PM No.108/2017 Harus Tetap Berlaku Sebagai Dasar Hukum Taksi Online

Aksi Polisi KoridorJumat, 16 Februari 2018
darmaningtyas mti2

model-berpose-d-dekat-grabcar-lamborghini-saat-kampanye-grabspeed-_151021172805-640

JAKARTA (BeritaTrans.com) – PM No. 108/2017 tetap dilaksanakan karena kalau tidak, angkutan taxi online justru tidak punya payung hukum alias ilegal. Dengan berkakunya PM No.108/2017, opersional taksi online tetap legal.  Pemerintah sebagai regulator tetap bisa membina dan mengontrol mereka.
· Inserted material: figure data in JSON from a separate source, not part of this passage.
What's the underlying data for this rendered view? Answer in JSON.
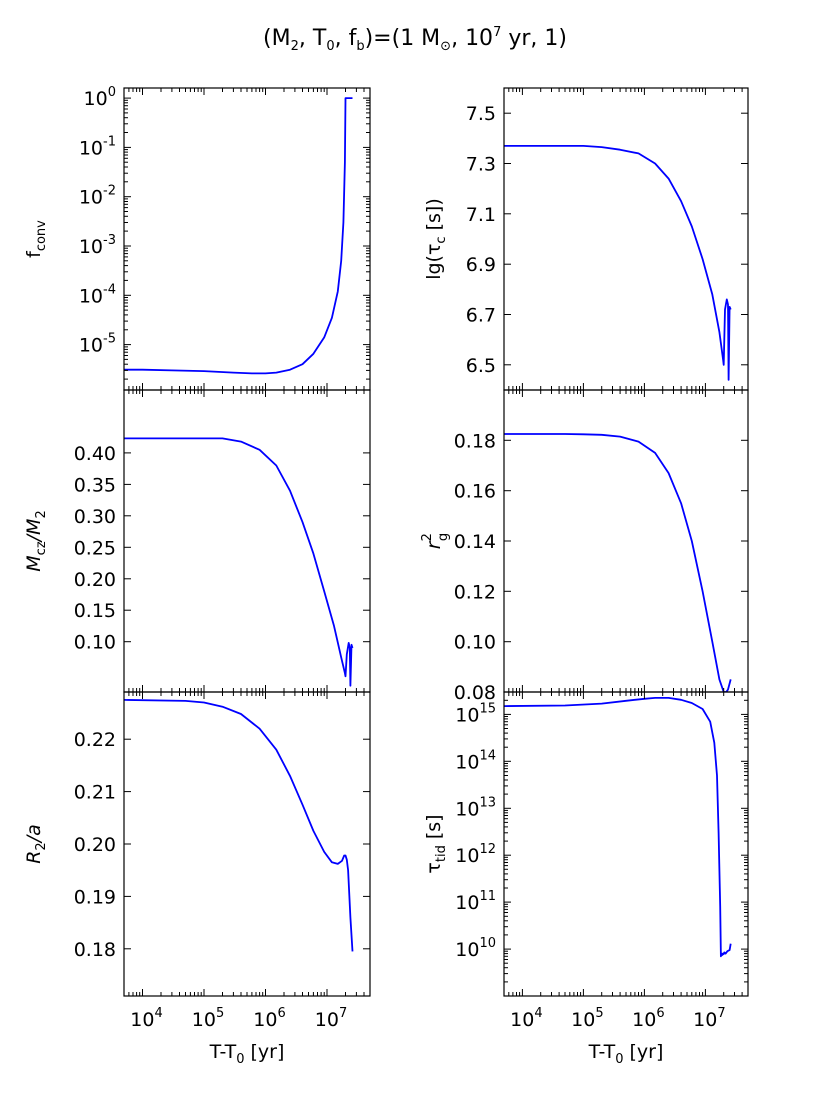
{
  "figure": {
    "title": "(M₂, T₀, f_b)=(1 M☉, 10⁷ yr, 1)",
    "title_parts": {
      "a": "(M",
      "a_sub": "2",
      "b": ", T",
      "b_sub": "0",
      "c": ", f",
      "c_sub": "b",
      "d": ")=(1 M",
      "d_sub": "⊙",
      "e": ", 10",
      "e_sup": "7",
      "f": " yr, 1)"
    },
    "line_color": "#0000ff"
  },
  "chart_data": [
    {
      "type": "line",
      "panel": "left-top",
      "ylabel": "f_conv",
      "ylabel_parts": {
        "main": "f",
        "sub": "conv"
      },
      "xscale": "log",
      "yscale": "log",
      "xlim": [
        5000,
        50000000
      ],
      "ylim": [
        1.2e-06,
        1.6
      ],
      "yticks": [
        {
          "value": 1,
          "base": "10",
          "exp": "0"
        },
        {
          "value": 0.1,
          "base": "10",
          "exp": "-1"
        },
        {
          "value": 0.01,
          "base": "10",
          "exp": "-2"
        },
        {
          "value": 0.001,
          "base": "10",
          "exp": "-3"
        },
        {
          "value": 0.0001,
          "base": "10",
          "exp": "-4"
        },
        {
          "value": 1e-05,
          "base": "10",
          "exp": "-5"
        }
      ],
      "series": [
        {
          "x": [
            5000,
            10000,
            30000,
            100000,
            300000,
            600000,
            1000000,
            1500000,
            2500000,
            4000000,
            6000000,
            9000000,
            12000000,
            15000000,
            17000000,
            18500000,
            19500000,
            20000000,
            26000000
          ],
          "y": [
            3.1e-06,
            3.1e-06,
            3e-06,
            2.9e-06,
            2.7e-06,
            2.6e-06,
            2.6e-06,
            2.7e-06,
            3.1e-06,
            4e-06,
            6.5e-06,
            1.4e-05,
            3.5e-05,
            0.00012,
            0.0005,
            0.003,
            0.05,
            1,
            1
          ]
        }
      ]
    },
    {
      "type": "line",
      "panel": "right-top",
      "ylabel": "lg(τ_c [s])",
      "ylabel_parts": {
        "pre": "lg(τ",
        "sub": "c",
        "post": " [s])"
      },
      "xscale": "log",
      "yscale": "linear",
      "xlim": [
        5000,
        50000000
      ],
      "ylim": [
        6.4,
        7.6
      ],
      "yticks": [
        {
          "value": 7.5,
          "label": "7.5"
        },
        {
          "value": 7.3,
          "label": "7.3"
        },
        {
          "value": 7.1,
          "label": "7.1"
        },
        {
          "value": 6.9,
          "label": "6.9"
        },
        {
          "value": 6.7,
          "label": "6.7"
        },
        {
          "value": 6.5,
          "label": "6.5"
        }
      ],
      "series": [
        {
          "x": [
            5000,
            50000,
            100000,
            200000,
            400000,
            800000,
            1500000,
            2500000,
            4000000,
            6000000,
            9000000,
            13000000,
            17000000,
            19500000,
            20000000,
            21000000,
            22500000,
            23500000,
            24000000,
            25000000,
            26000000
          ],
          "y": [
            7.37,
            7.37,
            7.37,
            7.365,
            7.355,
            7.34,
            7.3,
            7.24,
            7.15,
            7.05,
            6.92,
            6.78,
            6.63,
            6.52,
            6.5,
            6.72,
            6.76,
            6.74,
            6.44,
            6.73,
            6.72
          ]
        }
      ]
    },
    {
      "type": "line",
      "panel": "left-middle",
      "ylabel": "M_cz/M_2",
      "ylabel_parts": {
        "a": "M",
        "a_sub": "cz",
        "b": "/M",
        "b_sub": "2"
      },
      "xscale": "log",
      "yscale": "linear",
      "xlim": [
        5000,
        50000000
      ],
      "ylim": [
        0.02,
        0.5
      ],
      "yticks": [
        {
          "value": 0.4,
          "label": "0.40"
        },
        {
          "value": 0.35,
          "label": "0.35"
        },
        {
          "value": 0.3,
          "label": "0.30"
        },
        {
          "value": 0.25,
          "label": "0.25"
        },
        {
          "value": 0.2,
          "label": "0.20"
        },
        {
          "value": 0.15,
          "label": "0.15"
        },
        {
          "value": 0.1,
          "label": "0.10"
        }
      ],
      "series": [
        {
          "x": [
            5000,
            50000,
            200000,
            400000,
            800000,
            1500000,
            2500000,
            4000000,
            6000000,
            9000000,
            13000000,
            17000000,
            19500000,
            20000000,
            21000000,
            22500000,
            23500000,
            24000000,
            25000000,
            26000000
          ],
          "y": [
            0.423,
            0.423,
            0.423,
            0.418,
            0.405,
            0.38,
            0.34,
            0.29,
            0.24,
            0.18,
            0.125,
            0.075,
            0.05,
            0.045,
            0.08,
            0.098,
            0.09,
            0.03,
            0.095,
            0.09
          ]
        }
      ]
    },
    {
      "type": "line",
      "panel": "right-middle",
      "ylabel": "r_g^2",
      "ylabel_parts": {
        "main": "r",
        "sup": "2",
        "sub": "g"
      },
      "xscale": "log",
      "yscale": "linear",
      "xlim": [
        5000,
        50000000
      ],
      "ylim": [
        0.08,
        0.2
      ],
      "yticks": [
        {
          "value": 0.18,
          "label": "0.18"
        },
        {
          "value": 0.16,
          "label": "0.16"
        },
        {
          "value": 0.14,
          "label": "0.14"
        },
        {
          "value": 0.12,
          "label": "0.12"
        },
        {
          "value": 0.1,
          "label": "0.10"
        },
        {
          "value": 0.08,
          "label": "0.08"
        }
      ],
      "series": [
        {
          "x": [
            5000,
            50000,
            100000,
            200000,
            400000,
            800000,
            1500000,
            2500000,
            4000000,
            6000000,
            9000000,
            13000000,
            17000000,
            20000000,
            22000000,
            23500000,
            26000000
          ],
          "y": [
            0.1825,
            0.1825,
            0.1824,
            0.1822,
            0.1815,
            0.1795,
            0.175,
            0.167,
            0.155,
            0.14,
            0.12,
            0.1,
            0.085,
            0.08,
            0.08,
            0.081,
            0.085
          ]
        }
      ]
    },
    {
      "type": "line",
      "panel": "left-bottom",
      "ylabel": "R_2/a",
      "ylabel_parts": {
        "a": "R",
        "a_sub": "2",
        "b": "/a"
      },
      "xlabel": "T-T_0 [yr]",
      "xlabel_parts": {
        "a": "T-T",
        "a_sub": "0",
        "b": " [yr]"
      },
      "xscale": "log",
      "yscale": "linear",
      "xlim": [
        5000,
        50000000
      ],
      "ylim": [
        0.171,
        0.229
      ],
      "xticks": [
        {
          "value": 10000,
          "base": "10",
          "exp": "4"
        },
        {
          "value": 100000,
          "base": "10",
          "exp": "5"
        },
        {
          "value": 1000000,
          "base": "10",
          "exp": "6"
        },
        {
          "value": 10000000,
          "base": "10",
          "exp": "7"
        }
      ],
      "yticks": [
        {
          "value": 0.22,
          "label": "0.22"
        },
        {
          "value": 0.21,
          "label": "0.21"
        },
        {
          "value": 0.2,
          "label": "0.20"
        },
        {
          "value": 0.19,
          "label": "0.19"
        },
        {
          "value": 0.18,
          "label": "0.18"
        }
      ],
      "series": [
        {
          "x": [
            5000,
            50000,
            100000,
            200000,
            400000,
            800000,
            1500000,
            2500000,
            4000000,
            6000000,
            9000000,
            12000000,
            15000000,
            17500000,
            19000000,
            20000000,
            21000000,
            22000000,
            24000000,
            26000000
          ],
          "y": [
            0.2275,
            0.2273,
            0.227,
            0.2262,
            0.2248,
            0.222,
            0.218,
            0.213,
            0.2075,
            0.2025,
            0.1985,
            0.1965,
            0.1962,
            0.1968,
            0.1978,
            0.1978,
            0.197,
            0.195,
            0.186,
            0.1795
          ]
        }
      ]
    },
    {
      "type": "line",
      "panel": "right-bottom",
      "ylabel": "τ_tid [s]",
      "ylabel_parts": {
        "pre": "τ",
        "sub": "tid",
        "post": " [s]"
      },
      "xlabel": "T-T_0 [yr]",
      "xlabel_parts": {
        "a": "T-T",
        "a_sub": "0",
        "b": " [yr]"
      },
      "xscale": "log",
      "yscale": "log",
      "xlim": [
        5000,
        50000000
      ],
      "ylim": [
        1000000000,
        3000000000000000
      ],
      "xticks": [
        {
          "value": 10000,
          "base": "10",
          "exp": "4"
        },
        {
          "value": 100000,
          "base": "10",
          "exp": "5"
        },
        {
          "value": 1000000,
          "base": "10",
          "exp": "6"
        },
        {
          "value": 10000000,
          "base": "10",
          "exp": "7"
        }
      ],
      "yticks": [
        {
          "value": 1000000000000000,
          "base": "10",
          "exp": "15"
        },
        {
          "value": 100000000000000,
          "base": "10",
          "exp": "14"
        },
        {
          "value": 10000000000000,
          "base": "10",
          "exp": "13"
        },
        {
          "value": 1000000000000,
          "base": "10",
          "exp": "12"
        },
        {
          "value": 100000000000,
          "base": "10",
          "exp": "11"
        },
        {
          "value": 10000000000,
          "base": "10",
          "exp": "10"
        }
      ],
      "series": [
        {
          "x": [
            5000,
            50000,
            200000,
            500000,
            1000000,
            1500000,
            2500000,
            4000000,
            6000000,
            9000000,
            12000000,
            14000000,
            15500000,
            16500000,
            17500000,
            18000000,
            18500000,
            19000000,
            19500000,
            20000000,
            20500000,
            21500000,
            23000000,
            25000000,
            26000000
          ],
          "y": [
            1500000000000000,
            1550000000000000,
            1700000000000000,
            1950000000000000,
            2150000000000000,
            2250000000000000,
            2250000000000000,
            2050000000000000,
            1750000000000000,
            1300000000000000,
            700000000000000,
            250000000000000,
            50000000000000,
            3000000000000,
            80000000000,
            7000000000,
            8000000000,
            7500000000,
            8000000000,
            7800000000,
            8500000000,
            8000000000,
            9000000000,
            9500000000,
            13000000000
          ]
        }
      ]
    }
  ]
}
“Kementerian Kominfo perlu bertindak tegas kepada aplikator untuk menyetop rekruitmen pengemudi baru,” kata pakar transportasi dan Direktur Instrans Darmaningtyas menjawab BeritaTrans.com  di Jakarta, Jumat  (16/2/2018).

Selanjutnya, Kementerian Perhubungan, Kementerian Kominfo, Kementerian Tenaga Kerja,  Kementerian Keuangan, Kementrian Koperasi dan UMKM, serta Polri perlu duduk bersama untuk membahas (jangan hanya eselon III atau II) tapi puncak pimpinan masing-masing lembaga.

Menurut Tyas, sapaan akrab dia, ada beberapa yang perlu dibahas dan diputuskan bersama.

Pertama, sanksi untuk aplikator yang men-suspend pengemudi secara sepihak,  padahal pengemudi sudah memenuhi semua  persyaratan yang ditentukan, tapi aplikator yang terus merekrut pengemudi tidak ada sanksinya.

Kedua, lanjut dia,  hubungan industrialnya, karena katanya driver itu mitra, tapi sejatinya driver tidak punya hak apa-apa

Ketiga, masalah pajak, keeempat,  hubungan kepemilikan kendaraan dengan badan hukum (koperasi), kelima Penegakan hukumnya. Ini sebaiknya dapat dilakukan secepatnya ssebelum persoalan terus berkembang.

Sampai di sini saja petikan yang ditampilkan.